I have tried to think about what makes these books so compelling.  And I can only conclude it is the character of Harry himself.  I mean, it is like Nesbo has taken what we have come to know and love in our irascible detectives and taken it to warp speed.  Harry is not just a little maudlin, brooding, hard drinking and smoking, sparse living, unlucky in love, but irresistible to woman type.  He is much worse than that.  Harry is a full blown alcoholic, a focus of ridicule in the Oslo police force, whose working life reads a bit like a psychedelic drunken binge, lurching from oblivion to self imposed periods of abstinence, where Harry appears only one crumpled cigarette drag from his whole world crashing down around his ears.  Needless to say, at over 190cm tall, this haunted and time ravaged detective is still irresistible to women, and utterly unlucky in love.
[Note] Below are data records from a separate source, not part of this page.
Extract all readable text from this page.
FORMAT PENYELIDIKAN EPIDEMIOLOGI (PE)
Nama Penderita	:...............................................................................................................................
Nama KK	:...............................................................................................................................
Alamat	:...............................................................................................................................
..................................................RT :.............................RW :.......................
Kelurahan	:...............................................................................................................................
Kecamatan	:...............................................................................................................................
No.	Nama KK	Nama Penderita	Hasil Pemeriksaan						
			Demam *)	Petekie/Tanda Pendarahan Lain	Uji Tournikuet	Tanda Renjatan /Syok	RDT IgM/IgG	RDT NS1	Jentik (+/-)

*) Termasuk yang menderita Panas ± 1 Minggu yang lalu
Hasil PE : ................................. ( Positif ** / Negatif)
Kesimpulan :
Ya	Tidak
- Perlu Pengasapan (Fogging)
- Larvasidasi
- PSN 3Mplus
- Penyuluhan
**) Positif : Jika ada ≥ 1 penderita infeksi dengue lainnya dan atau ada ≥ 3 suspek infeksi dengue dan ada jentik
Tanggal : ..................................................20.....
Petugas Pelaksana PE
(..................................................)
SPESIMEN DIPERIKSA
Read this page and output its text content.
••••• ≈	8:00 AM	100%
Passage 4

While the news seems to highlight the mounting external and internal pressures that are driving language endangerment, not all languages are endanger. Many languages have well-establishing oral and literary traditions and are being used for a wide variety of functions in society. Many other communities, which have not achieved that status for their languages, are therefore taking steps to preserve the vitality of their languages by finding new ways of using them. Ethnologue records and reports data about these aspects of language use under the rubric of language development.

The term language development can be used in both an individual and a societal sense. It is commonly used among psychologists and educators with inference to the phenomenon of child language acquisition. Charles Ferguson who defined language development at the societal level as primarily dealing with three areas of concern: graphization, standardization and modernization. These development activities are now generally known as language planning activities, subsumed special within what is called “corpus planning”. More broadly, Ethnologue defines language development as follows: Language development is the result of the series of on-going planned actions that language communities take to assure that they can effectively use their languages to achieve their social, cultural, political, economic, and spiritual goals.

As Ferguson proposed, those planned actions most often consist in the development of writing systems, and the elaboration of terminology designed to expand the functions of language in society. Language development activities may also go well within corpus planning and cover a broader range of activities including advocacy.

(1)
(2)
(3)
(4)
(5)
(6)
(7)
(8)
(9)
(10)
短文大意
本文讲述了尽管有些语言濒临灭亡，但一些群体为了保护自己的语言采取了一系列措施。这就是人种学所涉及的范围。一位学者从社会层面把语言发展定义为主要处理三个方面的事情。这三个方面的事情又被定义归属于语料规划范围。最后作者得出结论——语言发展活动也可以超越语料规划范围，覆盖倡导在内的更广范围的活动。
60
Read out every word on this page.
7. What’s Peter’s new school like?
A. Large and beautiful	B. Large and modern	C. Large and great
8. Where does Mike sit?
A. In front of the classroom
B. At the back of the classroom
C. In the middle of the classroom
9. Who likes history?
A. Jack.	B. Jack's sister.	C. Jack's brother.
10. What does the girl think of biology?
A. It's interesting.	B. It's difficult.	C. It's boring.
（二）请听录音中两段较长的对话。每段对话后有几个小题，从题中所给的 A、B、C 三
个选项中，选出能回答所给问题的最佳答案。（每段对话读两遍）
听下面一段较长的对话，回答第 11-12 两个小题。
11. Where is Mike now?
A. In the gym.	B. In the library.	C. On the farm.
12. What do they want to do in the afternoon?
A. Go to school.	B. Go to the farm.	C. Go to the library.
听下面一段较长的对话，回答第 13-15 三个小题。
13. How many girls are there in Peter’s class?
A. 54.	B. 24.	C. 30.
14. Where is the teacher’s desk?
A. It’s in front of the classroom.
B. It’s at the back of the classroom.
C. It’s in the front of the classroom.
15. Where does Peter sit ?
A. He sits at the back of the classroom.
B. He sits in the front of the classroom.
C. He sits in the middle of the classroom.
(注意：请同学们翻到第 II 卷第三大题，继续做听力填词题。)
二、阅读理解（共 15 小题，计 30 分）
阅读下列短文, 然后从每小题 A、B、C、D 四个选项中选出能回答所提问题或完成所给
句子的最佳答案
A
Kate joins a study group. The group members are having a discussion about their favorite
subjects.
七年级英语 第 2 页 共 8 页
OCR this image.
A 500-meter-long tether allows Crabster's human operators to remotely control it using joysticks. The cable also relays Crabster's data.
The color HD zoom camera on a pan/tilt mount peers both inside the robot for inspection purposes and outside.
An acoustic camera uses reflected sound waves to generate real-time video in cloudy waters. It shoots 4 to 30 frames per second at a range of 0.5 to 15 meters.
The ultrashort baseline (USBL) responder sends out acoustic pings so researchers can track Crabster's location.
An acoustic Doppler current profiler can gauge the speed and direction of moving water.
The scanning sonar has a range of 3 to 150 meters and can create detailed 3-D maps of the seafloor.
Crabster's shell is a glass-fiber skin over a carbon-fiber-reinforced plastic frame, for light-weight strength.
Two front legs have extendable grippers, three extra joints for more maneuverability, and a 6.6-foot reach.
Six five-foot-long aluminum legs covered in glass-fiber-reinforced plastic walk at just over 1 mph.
Like all of the Hole novels I have read, the plotting of The Devil's Star is complicated but faultless.  By the time the killer is revealed, the reader has been lead through so many turns and culverts, without stopping to draw breath, that the denouement always feels like a gasping relief.  This novel was different for me too, because Oslo is experiencing a heatwave, which completely changes the atmosphere of what I have come to love about the usual ice-packed Scandinavian crime novels.  The heat works, because Harry's alcoholic haze seems even more depressing, everyone is sweating all of the time, and the author has had to be even more creative and macabre in finding ways to hide his murdered corpses. 

In The Devil's Star, Nesbo has delivered another tightly written, high body count, espresso paced crime thriller.  If you like your crime to feel like a surge of adrenaline that won't release you until the last page, you must try these books.